There's a kind of hockey player-- now, here's two hockey players.
Watch this.
They're kind of-- one succeeds-- it reminds me a little bit of hockey, rugby, something like that.
Sometimes, they just get kind of confused, go right after their opponent, forgetting about the food.
Gives up.
I think these are the overall winners in this elimination contest.
I can't quite get there.
OK, so you look at that, and you say, wow, that's cool.
Genetic algorithms must be the way to go.
I remember the first time I saw this film.
It was over in Kresge.
I was walking out of the auditorium with Toma Poggio And we looked at each other, and we said the same thing simultaneously.
We didn't say that genetic algorithms were the way to go.
What we said was, wow, that space is rich in solutions.
What we were amazed by was not that simple-minded genetic algorithms produced solutions but that the space was so rich with solutions that almost any mechanism that was looking around in that space would find them.

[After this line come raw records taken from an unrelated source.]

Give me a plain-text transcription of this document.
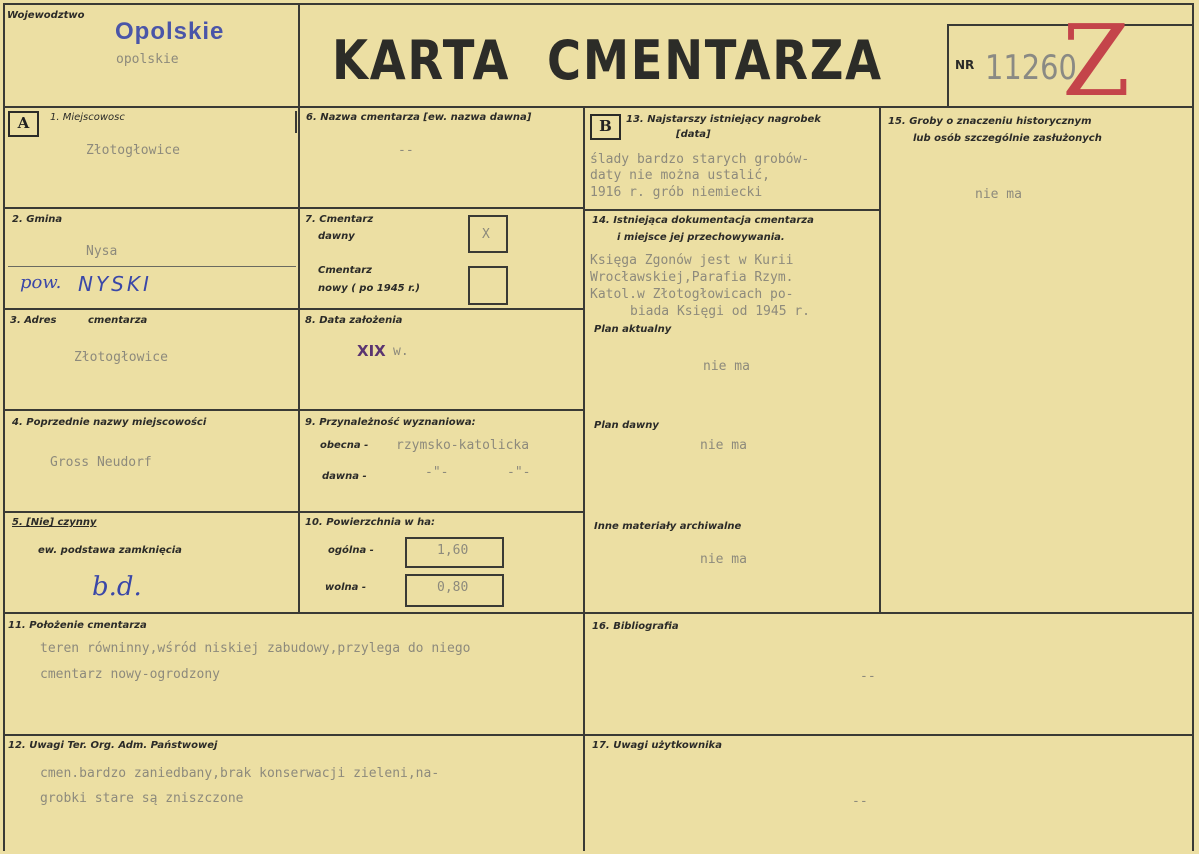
Wojewodztwo
Opolskie
opolskie	KARTA CMENTARZA	NR 11260
Z
A	1. Miejscowosc
Złotogłowice
2. Gmina
Nysa
pow. NYSKI
3. Adres	cmentarza
Złotogłowice
4. Poprzednie nazwy miejscowości
Gross Neudorf
5. [Nie] czynny
ew. podstawa zamknięcia
b.d.
6. Nazwa cmentarza [ew. nazwa dawna]
--
7. Cmentarz
dawny	X
Cmentarz
nowy ( po 1945 r.)
8. Data założenia
XIX w.
9. Przynależność wyznaniowa:
obecna - rzymsko-katolicka
dawna -	-"-	-"-
10. Powierzchnia w ha:
ogólna -	1,60
wolna -	0,80
B	13. Najstarszy istniejący nagrobek
[data]
ślady bardzo starych grobów-
daty nie można ustalić,
1916 r. grób niemiecki
14. Istniejąca dokumentacja cmentarza
i miejsce jej przechowywania.
Księga Zgonów jest w Kurii
Wrocławskiej,Parafia Rzym.
Katol.w Złotogłowicach po-
biada Księgi od 1945 r.
Plan aktualny
nie ma
Plan dawny
nie ma
Inne materiały archiwalne
nie ma
15. Groby o znaczeniu historycznym
lub osób szczególnie zasłużonych
nie ma
11. Położenie cmentarza
teren równinny,wśród niskiej zabudowy,przylega do niego
cmentarz nowy-ogrodzony
16. Bibliografia
--
12. Uwagi Ter. Org. Adm. Państwowej
cmen.bardzo zaniedbany,brak konserwacji zieleni,na-
grobki stare są zniszczone
17. Uwagi użytkownika
--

But there's yet another way of thinking about it, and that is you could say, wow, look at how smart Karl Sims is, because Karl Sims is the one who had his hands on all the levers, all those choices.
And I kept emphasizing, all those choices that enabled him to trick this thing, in some sense, into stumbling across the solutions in a space that was guaranteed to be rich with solutions.
So you have to ask-- so first of all, diversity is good.
We noticed when we put diversity into the genetic algorithm calculations, we were much better at finding solutions.
But the next gold star idea that I'd really like to have you go away with is the idea that you have to ask where the credit lies.
Does it lie with the ingenuity of the programmer or with the value of the algorithm itself?
In this case, impressive as it is, the credit lies in the richness of the space and in the intelligence of the programmer, not necessarily in the idea of genetic algorithms.